The Fishbein Workshop in the History, Philosophy, and Sociology of Science presents:
Brandon Sward
(UChicago)
The Colonization of Media
*Friday, December 2nd at 12:00 pm*
Harper Memorial 130
The paper is here (password: hhspaper@12)
ABSTRACT:
One of the most successful ethnographies of the past few decades, Mitch Duneier’s Sidewalk, contains a series of photographs by Ovie Carter. Duneier examines the lives of the book vendors in exhaustive detail. Yet, Duneier devotes no space to Carter’s pictures, peppering them throughout like mere illustrations, whose meaning is so obvious it doesn’t need to be analyzed but can be ascertained at a glance. How might we explain this tendency to treat the visual as so radically different from all other species of data? It certainly can’t be the case that social scientists are simply uncomfortable or inexperienced, given that they’ve engaged with images since the inception of the discipline. My dissertation suggests that the answer to these questions have deeper temporal roots than we might assume. More specifically, I consider the impact of colonization on the creation and use of images, specifically as this connection manifests in the work of European social scientists. I focus on Franz Boas, Claude Lévi-Strauss, and Pierre Bourdieu, all of whom made many photographs while conducting fieldwork in Indigenous communities early on in their lives and who also went on to engage with many other visual mediums. I find a predisposition to see images created through lens-based technologies as what I call “self-evident” images, capable of becoming data without attention to their mediated character.

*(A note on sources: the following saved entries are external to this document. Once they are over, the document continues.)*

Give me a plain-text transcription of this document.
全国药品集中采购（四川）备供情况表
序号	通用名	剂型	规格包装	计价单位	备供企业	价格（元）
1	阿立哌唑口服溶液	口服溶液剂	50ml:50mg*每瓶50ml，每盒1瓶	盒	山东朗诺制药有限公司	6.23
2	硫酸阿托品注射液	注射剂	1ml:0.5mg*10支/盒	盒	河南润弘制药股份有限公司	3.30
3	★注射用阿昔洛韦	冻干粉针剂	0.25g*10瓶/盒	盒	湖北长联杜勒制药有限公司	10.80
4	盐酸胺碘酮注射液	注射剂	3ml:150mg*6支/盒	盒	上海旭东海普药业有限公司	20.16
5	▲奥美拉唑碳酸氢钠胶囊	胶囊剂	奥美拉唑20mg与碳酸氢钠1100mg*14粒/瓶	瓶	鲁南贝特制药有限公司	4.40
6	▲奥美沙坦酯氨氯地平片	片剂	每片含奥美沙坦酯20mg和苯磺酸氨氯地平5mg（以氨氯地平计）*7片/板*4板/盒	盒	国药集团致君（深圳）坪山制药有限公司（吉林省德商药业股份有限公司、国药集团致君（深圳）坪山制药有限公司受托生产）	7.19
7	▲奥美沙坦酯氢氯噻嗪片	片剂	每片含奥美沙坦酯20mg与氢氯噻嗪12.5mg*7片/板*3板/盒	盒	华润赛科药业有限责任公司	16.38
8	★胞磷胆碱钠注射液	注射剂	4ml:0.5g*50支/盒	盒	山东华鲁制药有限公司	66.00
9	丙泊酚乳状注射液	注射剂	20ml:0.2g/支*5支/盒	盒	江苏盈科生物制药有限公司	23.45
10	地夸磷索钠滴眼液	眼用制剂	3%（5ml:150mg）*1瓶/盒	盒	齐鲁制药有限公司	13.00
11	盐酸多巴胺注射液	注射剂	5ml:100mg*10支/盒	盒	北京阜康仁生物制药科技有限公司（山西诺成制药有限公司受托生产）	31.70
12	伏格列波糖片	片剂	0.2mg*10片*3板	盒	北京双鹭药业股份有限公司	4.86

Having established such a link vis-à-vis photography, I then turn to how Lévi-Strauss and Bourdieu discuss painting. Far from viewing this medium as similarly self-evident and hence without need for a specifically mediatic interpretation, they produce at times exhaustively detailed readings of paintings that refuse to reduce that medium to some more fundamental social reality. Rather than attribute these differences to the technology of image making, I offer an alternative that emphasizes their experiences photographing Indigenous peoples. Since at least Durkheim, Indigenous cultures were seen to be simpler than modern societies, a bias which encouraged the idea they could be captured through photography in a way these thinkers wouldn’t believe their own cultures could be.